Minor White Characters

Character Analysis

Mr. Montier and Mr. Harrison

These two white landowners never get any screen time, but other characters refer to them several times.

Mr. Montier owns a lot of former plantation land in the area, and is quite ruthless (along with Mr. Granger) with the families who rent his land. After he finds out about the boycott of the Wallace store, he makes his sharecroppers pay him a larger percentage of their cotton crops than before.
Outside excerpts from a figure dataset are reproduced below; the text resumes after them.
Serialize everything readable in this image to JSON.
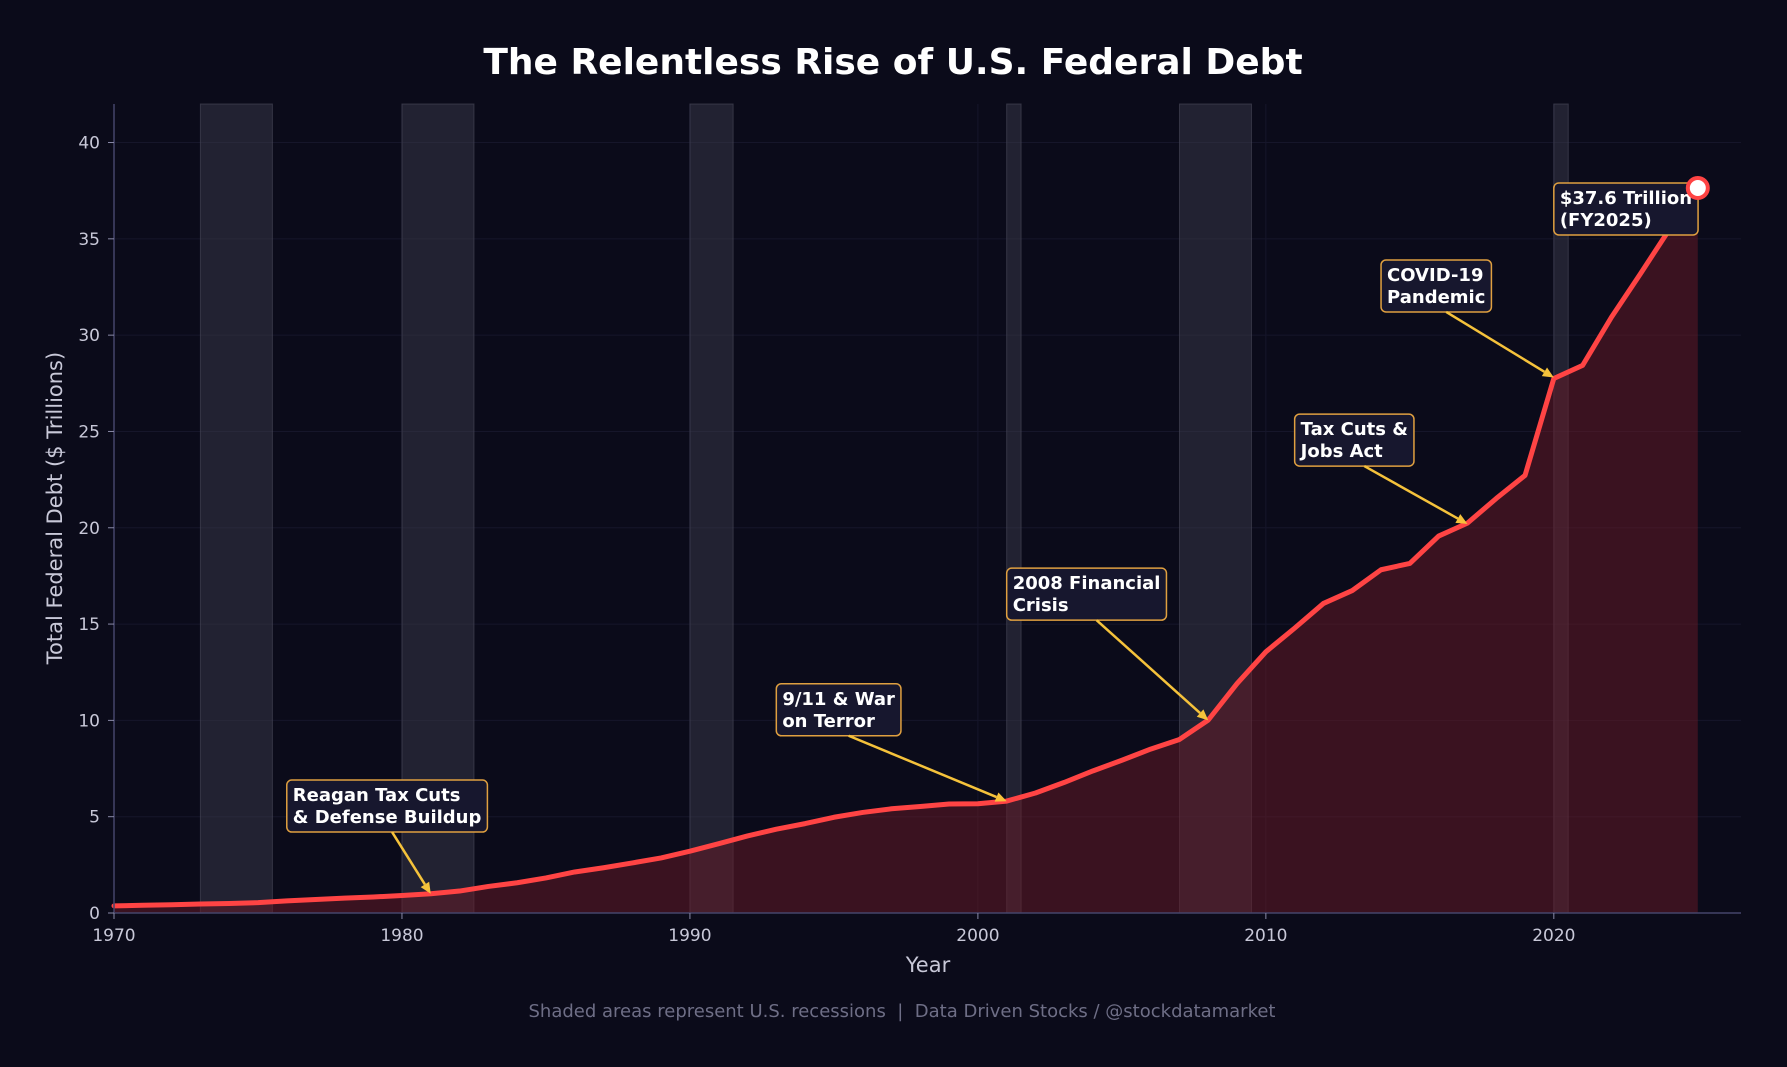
{
  "chart_data": {
    "type": "area",
    "title": "The Relentless Rise of U.S. Federal Debt",
    "xlabel": "Year",
    "ylabel": "Total Federal Debt ($ Trillions)",
    "xlim": [
      1970,
      2026.5
    ],
    "ylim": [
      0,
      42
    ],
    "xticks": [
      1970,
      1980,
      1990,
      2000,
      2010,
      2020
    ],
    "yticks": [
      0,
      5,
      10,
      15,
      20,
      25,
      30,
      35,
      40
    ],
    "grid": true,
    "footnote": "Shaded areas represent U.S. recessions  |  Data Driven Stocks / @stockdatamarket",
    "series": [
      {
        "name": "Total Federal Debt",
        "color": "#ff4444",
        "x": [
          1970,
          1971,
          1972,
          1973,
          1974,
          1975,
          1976,
          1977,
          1978,
          1979,
          1980,
          1981,
          1982,
          1983,
          1984,
          1985,
          1986,
          1987,
          1988,
          1989,
          1990,
          1991,
          1992,
          1993,
          1994,
          1995,
          1996,
          1997,
          1998,
          1999,
          2000,
          2001,
          2002,
          2003,
          2004,
          2005,
          2006,
          2007,
          2008,
          2009,
          2010,
          2011,
          2012,
          2013,
          2014,
          2015,
          2016,
          2017,
          2018,
          2019,
          2020,
          2021,
          2022,
          2023,
          2024,
          2025
        ],
        "y": [
          0.37,
          0.4,
          0.43,
          0.47,
          0.49,
          0.54,
          0.63,
          0.7,
          0.77,
          0.83,
          0.91,
          1.0,
          1.14,
          1.38,
          1.57,
          1.82,
          2.13,
          2.35,
          2.6,
          2.86,
          3.21,
          3.6,
          4.0,
          4.35,
          4.64,
          4.97,
          5.22,
          5.41,
          5.53,
          5.66,
          5.67,
          5.81,
          6.23,
          6.78,
          7.38,
          7.93,
          8.51,
          9.01,
          10.02,
          11.91,
          13.56,
          14.79,
          16.07,
          16.74,
          17.82,
          18.15,
          19.57,
          20.24,
          21.52,
          22.72,
          27.75,
          28.43,
          30.93,
          33.17,
          35.46,
          37.64
        ]
      }
    ],
    "recessions": [
      {
        "start": 1973.0,
        "end": 1975.5
      },
      {
        "start": 1980.0,
        "end": 1982.5
      },
      {
        "start": 1990.0,
        "end": 1991.5
      },
      {
        "start": 2001.0,
        "end": 2001.5
      },
      {
        "start": 2007.0,
        "end": 2009.5
      },
      {
        "start": 2020.0,
        "end": 2020.5
      }
    ],
    "annotations": [
      {
        "name": "reagan",
        "lines": [
          "Reagan Tax Cuts",
          "& Defense Buildup"
        ],
        "text_x": 1976.0,
        "text_y": 5.5,
        "target_x": 1981.0,
        "target_y": 1.0
      },
      {
        "name": "war-on-terror",
        "lines": [
          "9/11 & War",
          "on Terror"
        ],
        "text_x": 1993.0,
        "text_y": 10.5,
        "target_x": 2001.0,
        "target_y": 5.8
      },
      {
        "name": "financial-crisis",
        "lines": [
          "2008 Financial",
          "Crisis"
        ],
        "text_x": 2001.0,
        "text_y": 16.5,
        "target_x": 2008.0,
        "target_y": 10.0
      },
      {
        "name": "tcja",
        "lines": [
          "Tax Cuts &",
          "Jobs Act"
        ],
        "text_x": 2011.0,
        "text_y": 24.5,
        "target_x": 2017.0,
        "target_y": 20.2
      },
      {
        "name": "covid",
        "lines": [
          "COVID-19",
          "Pandemic"
        ],
        "text_x": 2014.0,
        "text_y": 32.5,
        "target_x": 2020.0,
        "target_y": 27.8
      },
      {
        "name": "latest",
        "lines": [
          "$37.6 Trillion",
          "(FY2025)"
        ],
        "text_x": 2020.0,
        "text_y": 36.5,
        "target_x": null,
        "target_y": null
      }
    ],
    "endpoint": {
      "x": 2025,
      "y": 37.64
    }
  },
  "colors": {
    "background": "#0b0b1a",
    "line": "#ff4444",
    "fill": "#3a1822",
    "recession": "#2a2a38",
    "annotation_box": "#17172e",
    "annotation_border": "#e0a040",
    "arrow": "#f5c23b",
    "axis": "#44446a",
    "grid": "#16162a"
  }
}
Not Mr. Harrison. He deals fairly with the African-American families. Mr. Avery describes him as a "decent man" (9.72).

Mr. Grimes

Mr. Grimes is the school bus driver for Jefferson Davis County School. It's fitting that he has a grimy name, since he's a slimy, grimy man; he finds it hilarious to splash the black children with mud and dust every day with his school bus by barreling down the dirt road while carrying the white children to school. He gets his in the end, though, when the Logan children sabotage the bus and he makes the first-hand acquaintance of the mother of all potholes, putting his precious bus is out of commission for at least two weeks.

Sheriff

The sheriff doesn't even have a name in the novel, so he's here pretty much as a figure for corrupt justice. Throughout the story, he lets the white mobs get away, literally, with murder. The book strongly implies that he's in Mr. Granger's pocket and does what he says. He's willing to let the mob carry T.J. off for lynching—just as long as they don't do it on his land (check out the "Justice and Injustice" section in "Themes" and you'll see what we mean).